Overview

As we have seen in previous chapters, living systems require that material be transported in and out in order to maintain an operating state (or operating states) that is far from thermodynamic equilibrium. Material is transported into and out of cells via passive permeation and by a diverse set of channels, pumps, transporters, and exchangers. In this chapter we consider kinetic models of transport across membranes, with specific examples of coupled transport and reaction in metabolic and electrophysiological systems. In the final example a computational model of oxidative ATP synthesis (which occurs as a set of reactions transporting charged species across the mitochondrial inner membrane) is developed.

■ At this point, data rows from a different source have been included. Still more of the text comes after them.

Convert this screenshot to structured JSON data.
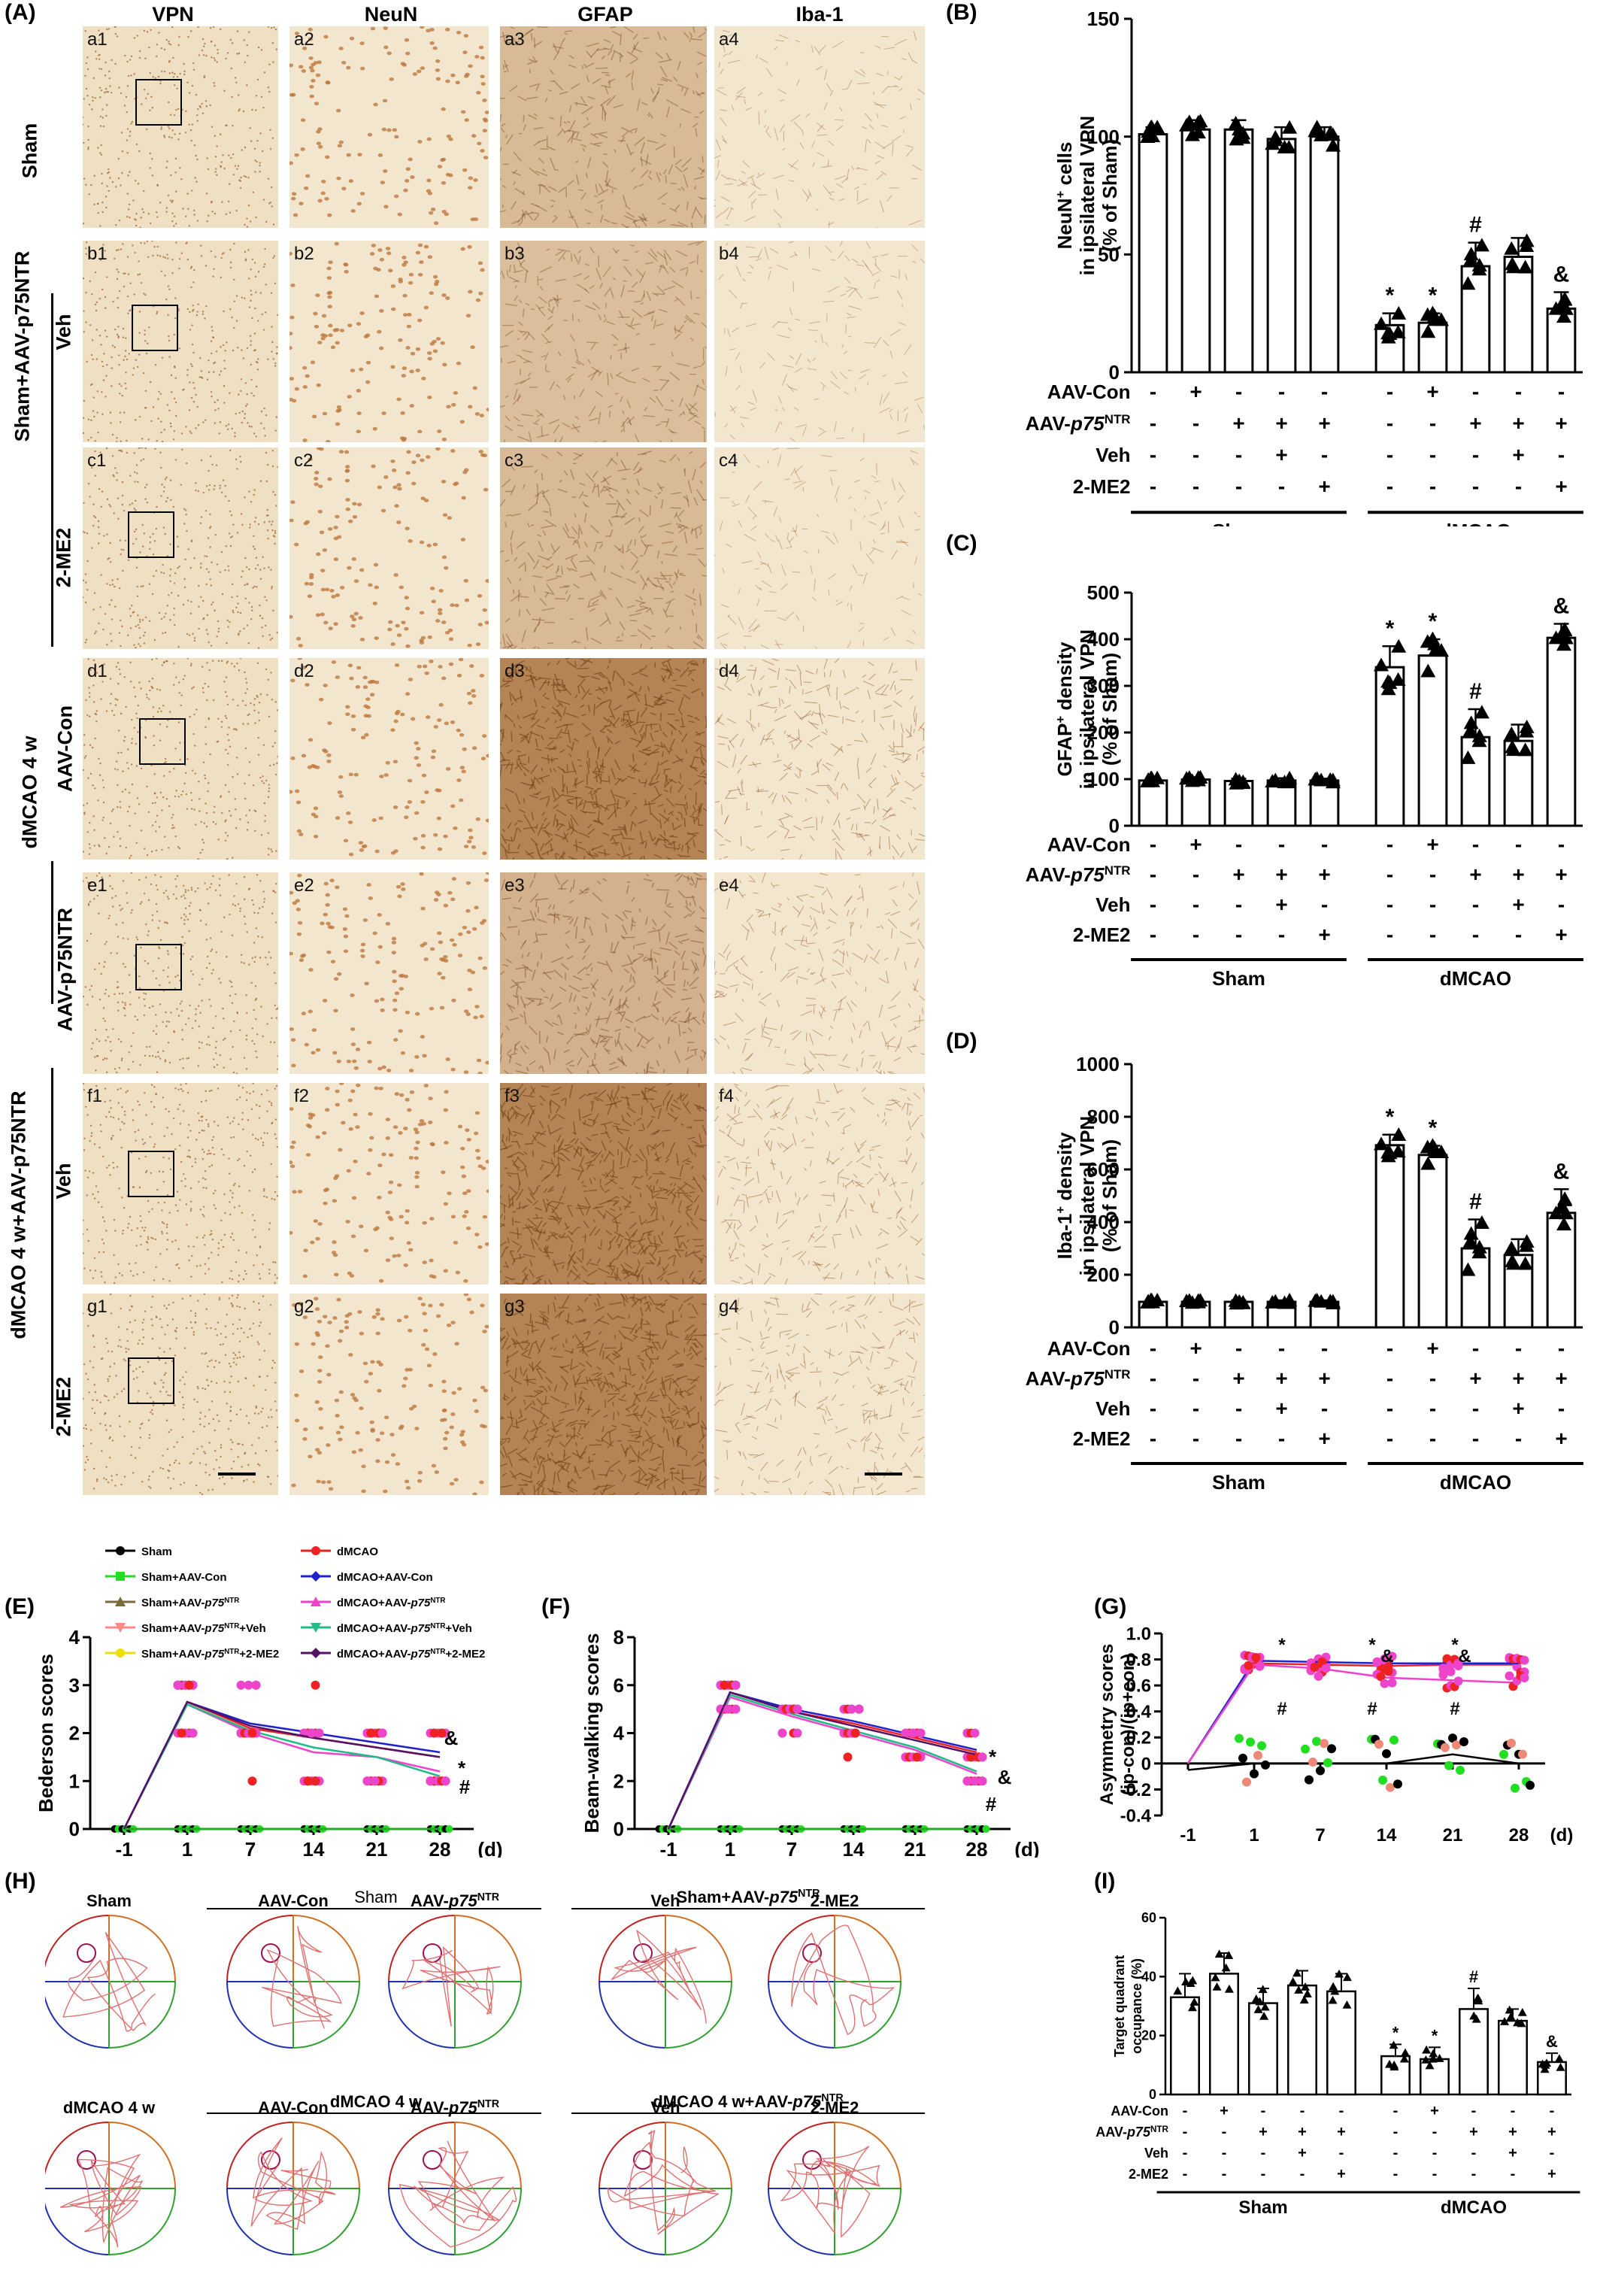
{
  "panel_labels": {
    "A": "(A)",
    "B": "(B)",
    "C": "(C)",
    "D": "(D)",
    "E": "(E)",
    "F": "(F)",
    "G": "(G)",
    "H": "(H)",
    "I": "(I)"
  },
  "columns": [
    "VPN",
    "NeuN",
    "GFAP",
    "Iba-1"
  ],
  "rows": [
    {
      "id": "a",
      "labels": [
        "a1",
        "a2",
        "a3",
        "a4"
      ]
    },
    {
      "id": "b",
      "labels": [
        "b1",
        "b2",
        "b3",
        "b4"
      ]
    },
    {
      "id": "c",
      "labels": [
        "c1",
        "c2",
        "c3",
        "c4"
      ]
    },
    {
      "id": "d",
      "labels": [
        "d1",
        "d2",
        "d3",
        "d4"
      ]
    },
    {
      "id": "e",
      "labels": [
        "e1",
        "e2",
        "e3",
        "e4"
      ]
    },
    {
      "id": "f",
      "labels": [
        "f1",
        "f2",
        "f3",
        "f4"
      ]
    },
    {
      "id": "g",
      "labels": [
        "g1",
        "g2",
        "g3",
        "g4"
      ]
    }
  ],
  "row_groups": {
    "sham": "Sham",
    "sham_aav": "Sham+AAV-p75NTR",
    "veh": "Veh",
    "me2": "2-ME2",
    "dmcao4w": "dMCAO 4 w",
    "aav_con": "AAV-Con",
    "aav_p75": "AAV-p75NTR",
    "dmcao4w_aav": "dMCAO 4 w+AAV-p75NTR"
  },
  "treatment_rows": [
    "AAV-Con",
    "AAV-p75NTR",
    "Veh",
    "2-ME2"
  ],
  "treatment_matrix": [
    [
      "-",
      "+",
      "-",
      "-",
      "-",
      "-",
      "+",
      "-",
      "-",
      "-"
    ],
    [
      "-",
      "-",
      "+",
      "+",
      "+",
      "-",
      "-",
      "+",
      "+",
      "+"
    ],
    [
      "-",
      "-",
      "-",
      "+",
      "-",
      "-",
      "-",
      "-",
      "+",
      "-"
    ],
    [
      "-",
      "-",
      "-",
      "-",
      "+",
      "-",
      "-",
      "-",
      "-",
      "+"
    ]
  ],
  "groups": {
    "sham": "Sham",
    "dmcao": "dMCAO"
  },
  "chart_data": [
    {
      "panel": "B",
      "type": "bar",
      "ylabel": "NeuN+ cells in ipsilateral VPN (% of Sham)",
      "ylim": [
        0,
        150
      ],
      "yticks": [
        0,
        50,
        100,
        150
      ],
      "values": [
        101,
        103,
        103,
        99,
        100,
        20,
        21,
        45,
        49,
        27
      ],
      "errors": [
        3,
        4,
        4,
        5,
        4,
        5,
        4,
        10,
        8,
        7
      ],
      "marks": [
        "",
        "",
        "",
        "",
        "",
        "*",
        "*",
        "#",
        "",
        "&"
      ]
    },
    {
      "panel": "C",
      "type": "bar",
      "ylabel": "GFAP+ density in ipsilateral VPN (% of Sham)",
      "ylim": [
        0,
        500
      ],
      "yticks": [
        0,
        100,
        200,
        300,
        400,
        500
      ],
      "values": [
        97,
        99,
        96,
        97,
        97,
        340,
        365,
        190,
        182,
        403
      ],
      "errors": [
        5,
        5,
        5,
        5,
        4,
        45,
        35,
        60,
        35,
        30
      ],
      "marks": [
        "",
        "",
        "",
        "",
        "",
        "*",
        "*",
        "#",
        "",
        "&"
      ]
    },
    {
      "panel": "D",
      "type": "bar",
      "ylabel": "Iba-1+ density in ipsilateral VPN (% of Sham)",
      "ylim": [
        0,
        1000
      ],
      "yticks": [
        0,
        200,
        400,
        600,
        800,
        1000
      ],
      "values": [
        97,
        97,
        97,
        97,
        97,
        692,
        655,
        300,
        275,
        435
      ],
      "errors": [
        6,
        6,
        6,
        6,
        6,
        40,
        35,
        110,
        60,
        90
      ],
      "marks": [
        "",
        "",
        "",
        "",
        "",
        "*",
        "*",
        "#",
        "",
        "&"
      ]
    },
    {
      "panel": "E",
      "type": "line",
      "ylabel": "Bederson scores",
      "xlabel": "(d)",
      "x": [
        "-1",
        "1",
        "7",
        "14",
        "21",
        "28"
      ],
      "ylim": [
        0,
        4
      ],
      "yticks": [
        0,
        1,
        2,
        3,
        4
      ],
      "sham_value": 0,
      "series": [
        {
          "name": "dMCAO",
          "values": [
            0,
            2.65,
            2.1,
            1.9,
            1.7,
            1.5
          ]
        },
        {
          "name": "dMCAO+AAV-Con",
          "values": [
            0,
            2.65,
            2.2,
            2.0,
            1.8,
            1.6
          ]
        },
        {
          "name": "dMCAO+AAV-p75NTR",
          "values": [
            0,
            2.6,
            2.0,
            1.6,
            1.5,
            1.2
          ]
        },
        {
          "name": "dMCAO+AAV-p75NTR+Veh",
          "values": [
            0,
            2.6,
            2.05,
            1.7,
            1.5,
            1.1
          ]
        },
        {
          "name": "dMCAO+AAV-p75NTR+2-ME2",
          "values": [
            0,
            2.65,
            2.15,
            1.9,
            1.7,
            1.5
          ]
        }
      ],
      "annotations": [
        "&",
        "*",
        "#"
      ]
    },
    {
      "panel": "F",
      "type": "line",
      "ylabel": "Beam-walking scores",
      "xlabel": "(d)",
      "x": [
        "-1",
        "1",
        "7",
        "14",
        "21",
        "28"
      ],
      "ylim": [
        0,
        8
      ],
      "yticks": [
        0,
        2,
        4,
        6,
        8
      ],
      "sham_value": 0,
      "series": [
        {
          "name": "dMCAO",
          "values": [
            0,
            5.7,
            4.9,
            4.4,
            3.8,
            3.2
          ]
        },
        {
          "name": "dMCAO+AAV-Con",
          "values": [
            0,
            5.7,
            5.0,
            4.5,
            3.9,
            3.3
          ]
        },
        {
          "name": "dMCAO+AAV-p75NTR",
          "values": [
            0,
            5.5,
            4.7,
            4.0,
            3.3,
            2.3
          ]
        },
        {
          "name": "dMCAO+AAV-p75NTR+Veh",
          "values": [
            0,
            5.6,
            4.8,
            4.1,
            3.4,
            2.4
          ]
        },
        {
          "name": "dMCAO+AAV-p75NTR+2-ME2",
          "values": [
            0,
            5.7,
            4.9,
            4.3,
            3.7,
            3.1
          ]
        }
      ],
      "annotations": [
        "*",
        "&",
        "#"
      ]
    },
    {
      "panel": "G",
      "type": "line",
      "ylabel": "Asymmetry scores (ip-con)/(ip+con)",
      "xlabel": "(d)",
      "x": [
        "-1",
        "1",
        "7",
        "14",
        "21",
        "28"
      ],
      "ylim": [
        -0.4,
        1.0
      ],
      "yticks": [
        "-0.4",
        "-0.2",
        "0",
        "0.2",
        "0.4",
        "0.6",
        "0.8",
        "1.0"
      ],
      "series": [
        {
          "name": "dMCAO",
          "values": [
            0,
            0.77,
            0.76,
            0.75,
            0.76,
            0.76
          ]
        },
        {
          "name": "dMCAO+AAV-Con",
          "values": [
            0,
            0.79,
            0.78,
            0.77,
            0.77,
            0.77
          ]
        },
        {
          "name": "dMCAO+AAV-p75NTR",
          "values": [
            0,
            0.76,
            0.73,
            0.66,
            0.64,
            0.62
          ]
        },
        {
          "name": "Sham",
          "values": [
            -0.05,
            0.0,
            0.0,
            0.0,
            0.07,
            0.0
          ]
        }
      ],
      "annotations": [
        "*",
        "*",
        "&",
        "*",
        "&",
        "#",
        "#",
        "#"
      ]
    },
    {
      "panel": "I",
      "type": "bar",
      "ylabel": "Target quadrant occupance (%)",
      "ylim": [
        0,
        60
      ],
      "yticks": [
        0,
        20,
        40,
        60
      ],
      "values": [
        33,
        41,
        31,
        37,
        35,
        13,
        12,
        29,
        25,
        11
      ],
      "errors": [
        8,
        7,
        5,
        5,
        6,
        4,
        4,
        7,
        4,
        3
      ],
      "marks": [
        "",
        "",
        "",
        "",
        "",
        "*",
        "*",
        "#",
        "",
        "&"
      ]
    }
  ],
  "legend": [
    "Sham",
    "dMCAO",
    "Sham+AAV-Con",
    "dMCAO+AAV-Con",
    "Sham+AAV-p75NTR",
    "dMCAO+AAV-p75NTR",
    "Sham+AAV-p75NTR+Veh",
    "dMCAO+AAV-p75NTR+Veh",
    "Sham+AAV-p75NTR+2-ME2",
    "dMCAO+AAV-p75NTR+2-ME2"
  ],
  "legend_colors": [
    "#000000",
    "#ee2222",
    "#22dd22",
    "#2222cc",
    "#7a6a3a",
    "#ee44cc",
    "#ff8888",
    "#22bb88",
    "#eedd00",
    "#551166"
  ],
  "maze": {
    "top_group_sham": "Sham",
    "top_group_sham_aav": "Sham+AAV-p75NTR",
    "bottom_group_dmcao": "dMCAO 4 w",
    "bottom_group_dmcao_aav": "dMCAO 4 w+AAV-p75NTR",
    "top_labels": [
      "Sham",
      "AAV-Con",
      "AAV-p75NTR",
      "Veh",
      "2-ME2"
    ],
    "bottom_labels": [
      "dMCAO 4 w",
      "AAV-Con",
      "AAV-p75NTR",
      "Veh",
      "2-ME2"
    ]
  },
  "colors": {
    "tissue": "#f1e1c6",
    "cell": "#b87a3c"
  }
}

This model may be integrated with the detailed kinetic model of the TCA cycle presented in Chapter 6, allowing us to simulate and explore how the coupled systems interact – the TCA cycle producing reduced cofactors and the oxidative phosphorylation systems transducing the free energy of oxidation of these cofactors to synthesize and transport ATP.

Transporters

In Section 3.2 we introduced the basic processes of advection, diffusion, and drift, by which material is transported in biophysical systems. In this chapter we focus on a specialized class of transport: transport across biological membranes. Transport of a substance across a membrane may be driven by passive permeation, as described by Equation (3.60), or it may be facilitated by a carrier protein or transporter that is embedded in the membrane.